19(3)       Les procédures visées au présent article se prescrivent par deux ans à compter du fait générateur du litige.

Rapport annuel

20(1)       Le directeur présente au ministre, dans les trois mois suivant la fin de chaque exercice, un rapport sur l'application de la présente loi et sur les autres questions ayant trait à celle-ci que le directeur estime indiquées ou dont le ministre exige l'examen.

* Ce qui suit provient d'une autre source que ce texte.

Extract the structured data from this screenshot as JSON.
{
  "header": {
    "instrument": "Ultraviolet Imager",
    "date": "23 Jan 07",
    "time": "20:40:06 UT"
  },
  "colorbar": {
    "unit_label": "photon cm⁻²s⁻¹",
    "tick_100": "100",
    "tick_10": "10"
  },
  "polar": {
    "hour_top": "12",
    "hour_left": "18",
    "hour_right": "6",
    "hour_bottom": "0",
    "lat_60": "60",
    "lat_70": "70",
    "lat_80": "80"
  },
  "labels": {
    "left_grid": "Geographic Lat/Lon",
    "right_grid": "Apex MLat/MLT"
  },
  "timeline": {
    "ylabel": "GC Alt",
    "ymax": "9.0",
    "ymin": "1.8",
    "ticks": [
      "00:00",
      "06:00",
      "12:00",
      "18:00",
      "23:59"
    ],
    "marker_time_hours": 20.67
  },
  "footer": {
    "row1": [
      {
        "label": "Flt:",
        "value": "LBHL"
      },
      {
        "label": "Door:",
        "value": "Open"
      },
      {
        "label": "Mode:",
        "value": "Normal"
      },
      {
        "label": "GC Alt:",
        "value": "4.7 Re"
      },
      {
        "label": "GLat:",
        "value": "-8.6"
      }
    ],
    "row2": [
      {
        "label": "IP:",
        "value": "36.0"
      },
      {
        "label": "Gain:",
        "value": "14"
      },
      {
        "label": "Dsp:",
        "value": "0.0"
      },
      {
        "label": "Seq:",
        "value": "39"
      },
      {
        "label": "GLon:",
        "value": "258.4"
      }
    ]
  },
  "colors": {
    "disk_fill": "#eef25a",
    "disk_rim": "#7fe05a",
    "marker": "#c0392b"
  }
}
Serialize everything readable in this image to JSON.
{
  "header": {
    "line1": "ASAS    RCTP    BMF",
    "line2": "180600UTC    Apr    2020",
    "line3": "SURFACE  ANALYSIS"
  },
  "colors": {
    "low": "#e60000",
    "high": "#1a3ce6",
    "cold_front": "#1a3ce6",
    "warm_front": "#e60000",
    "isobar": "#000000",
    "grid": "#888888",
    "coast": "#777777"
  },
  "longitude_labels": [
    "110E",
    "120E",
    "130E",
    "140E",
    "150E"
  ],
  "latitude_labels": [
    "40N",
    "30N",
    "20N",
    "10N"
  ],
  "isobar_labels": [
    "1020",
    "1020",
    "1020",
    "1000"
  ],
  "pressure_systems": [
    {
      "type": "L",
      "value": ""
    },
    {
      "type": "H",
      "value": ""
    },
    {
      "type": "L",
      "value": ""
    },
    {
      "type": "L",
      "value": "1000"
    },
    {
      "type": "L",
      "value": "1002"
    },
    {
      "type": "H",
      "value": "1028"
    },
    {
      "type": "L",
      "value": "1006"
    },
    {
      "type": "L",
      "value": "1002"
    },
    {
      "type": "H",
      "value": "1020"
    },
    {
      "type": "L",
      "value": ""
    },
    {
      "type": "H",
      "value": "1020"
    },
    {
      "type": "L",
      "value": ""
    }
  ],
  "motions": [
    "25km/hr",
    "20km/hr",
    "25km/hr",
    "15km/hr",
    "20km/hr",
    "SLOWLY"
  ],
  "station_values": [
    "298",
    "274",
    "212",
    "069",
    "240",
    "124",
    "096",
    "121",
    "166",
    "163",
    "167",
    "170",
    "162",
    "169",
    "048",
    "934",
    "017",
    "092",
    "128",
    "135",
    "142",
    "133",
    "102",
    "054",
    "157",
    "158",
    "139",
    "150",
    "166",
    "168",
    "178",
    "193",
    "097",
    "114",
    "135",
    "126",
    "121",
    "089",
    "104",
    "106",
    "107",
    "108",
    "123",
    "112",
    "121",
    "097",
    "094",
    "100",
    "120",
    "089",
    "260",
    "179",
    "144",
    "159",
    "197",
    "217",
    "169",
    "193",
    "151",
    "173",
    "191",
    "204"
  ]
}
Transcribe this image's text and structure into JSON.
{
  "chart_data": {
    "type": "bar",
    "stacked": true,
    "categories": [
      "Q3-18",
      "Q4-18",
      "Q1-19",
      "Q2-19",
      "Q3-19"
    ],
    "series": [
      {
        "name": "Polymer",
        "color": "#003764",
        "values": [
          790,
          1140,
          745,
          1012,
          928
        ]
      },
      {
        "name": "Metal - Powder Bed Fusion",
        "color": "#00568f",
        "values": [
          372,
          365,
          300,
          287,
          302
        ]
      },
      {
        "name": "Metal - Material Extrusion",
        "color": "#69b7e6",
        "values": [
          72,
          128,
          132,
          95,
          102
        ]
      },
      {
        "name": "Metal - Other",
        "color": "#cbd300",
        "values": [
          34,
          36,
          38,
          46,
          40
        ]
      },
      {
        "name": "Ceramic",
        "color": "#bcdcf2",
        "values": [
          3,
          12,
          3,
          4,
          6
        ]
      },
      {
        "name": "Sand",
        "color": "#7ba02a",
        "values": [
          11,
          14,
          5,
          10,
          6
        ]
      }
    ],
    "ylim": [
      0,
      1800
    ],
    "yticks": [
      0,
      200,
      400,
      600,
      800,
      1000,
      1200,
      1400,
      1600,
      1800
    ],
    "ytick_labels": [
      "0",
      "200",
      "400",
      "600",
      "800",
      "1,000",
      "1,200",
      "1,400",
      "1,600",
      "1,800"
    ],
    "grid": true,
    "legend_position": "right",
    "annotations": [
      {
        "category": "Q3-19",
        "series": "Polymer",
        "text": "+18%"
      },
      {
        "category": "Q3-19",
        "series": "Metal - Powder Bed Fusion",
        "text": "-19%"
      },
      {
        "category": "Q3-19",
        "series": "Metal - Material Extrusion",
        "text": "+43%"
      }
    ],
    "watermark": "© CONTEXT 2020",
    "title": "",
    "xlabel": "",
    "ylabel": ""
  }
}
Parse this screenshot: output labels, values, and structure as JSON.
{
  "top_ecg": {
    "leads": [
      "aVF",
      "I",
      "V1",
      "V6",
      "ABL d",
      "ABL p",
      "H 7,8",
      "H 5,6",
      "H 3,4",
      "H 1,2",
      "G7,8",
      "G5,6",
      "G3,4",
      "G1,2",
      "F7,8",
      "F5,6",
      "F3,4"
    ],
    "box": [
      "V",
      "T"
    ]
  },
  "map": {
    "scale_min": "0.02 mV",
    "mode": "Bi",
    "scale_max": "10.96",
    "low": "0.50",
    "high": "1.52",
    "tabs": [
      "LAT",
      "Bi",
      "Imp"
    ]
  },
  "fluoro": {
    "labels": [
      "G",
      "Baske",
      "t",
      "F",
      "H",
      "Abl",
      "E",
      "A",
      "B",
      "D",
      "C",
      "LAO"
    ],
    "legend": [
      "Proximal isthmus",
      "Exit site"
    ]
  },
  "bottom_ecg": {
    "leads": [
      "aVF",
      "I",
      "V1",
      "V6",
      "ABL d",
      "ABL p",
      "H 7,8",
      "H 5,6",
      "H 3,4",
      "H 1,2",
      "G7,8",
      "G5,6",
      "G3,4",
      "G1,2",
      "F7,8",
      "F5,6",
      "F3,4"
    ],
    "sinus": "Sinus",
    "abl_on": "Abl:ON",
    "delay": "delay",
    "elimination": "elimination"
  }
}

Le rapport contient, à l'égard de l'exercice précédent, les renseignements suivants :

a) les noms des personnes qui ont conclu des ententes portant garantie d'observation volontaire en vertu de la présente loi;

b) les noms des personnes contres lesquelles des ordres ou des ordonnances, autres que ceux à l'égard desquels des audiences ou des appels sont en cours ont été donnés ou rendus en vertu de la présente loi;

c) le nombre de plaintes que le directeur a reçues relativement à des pratiques de commerce discriminatoires et d'autres contraventions à la Loi ainsi que :

(i) le nombre de plaintes qui ont fait l'objet d'une médiation et le résultat des médiations,

(ii) le nombre de plaintes auxquelles il a été donné suite et les mesures prises;

d) le nombre et la nature des demandes et réponses qui ont fait l'objet d'un rapport au directeur, en conformité avec l'article 5, les mesures prises par la suite et les résultats qu'elles ont donnés;

e) les noms des personnes déclarées coupables d'une infraction à la présente loi, y compris la nature de l'infraction pour laquelle chacune de ces personnes a été déclarée coupable et, dans chaque cas, la peine imposée.

Dépôt du rapport

20(2)       Le ministre dépose le rapport visé au paragraphe (1) devant l'Assemblée législative sans délai ou, si elle ne siège pas, au plus tard 15 jours après la reprise de ses travaux.

L.M. 2013, c. 54, art. 24.

Règlements

21          Le lieutenant-gouverneur en conseil peut, par règlement, dispenser toute personne ou catégorie de personnes de l'application d'une disposition de la présente loi.

Couronne liée

22          La présente loi lie la Couronne du chef du Manitoba.

Codification permanente

23          La présente loi est le chapitre D80 de la Codification permanente des lois du Manitoba.

Entrée en vigueur

24          La présente loi entre en vigueur à la date fixée par proclamation.

NOTE : Le chapitre 25 des L.M. 1987-88 est entré en vigueur par proclamation le 1er octobre 1988.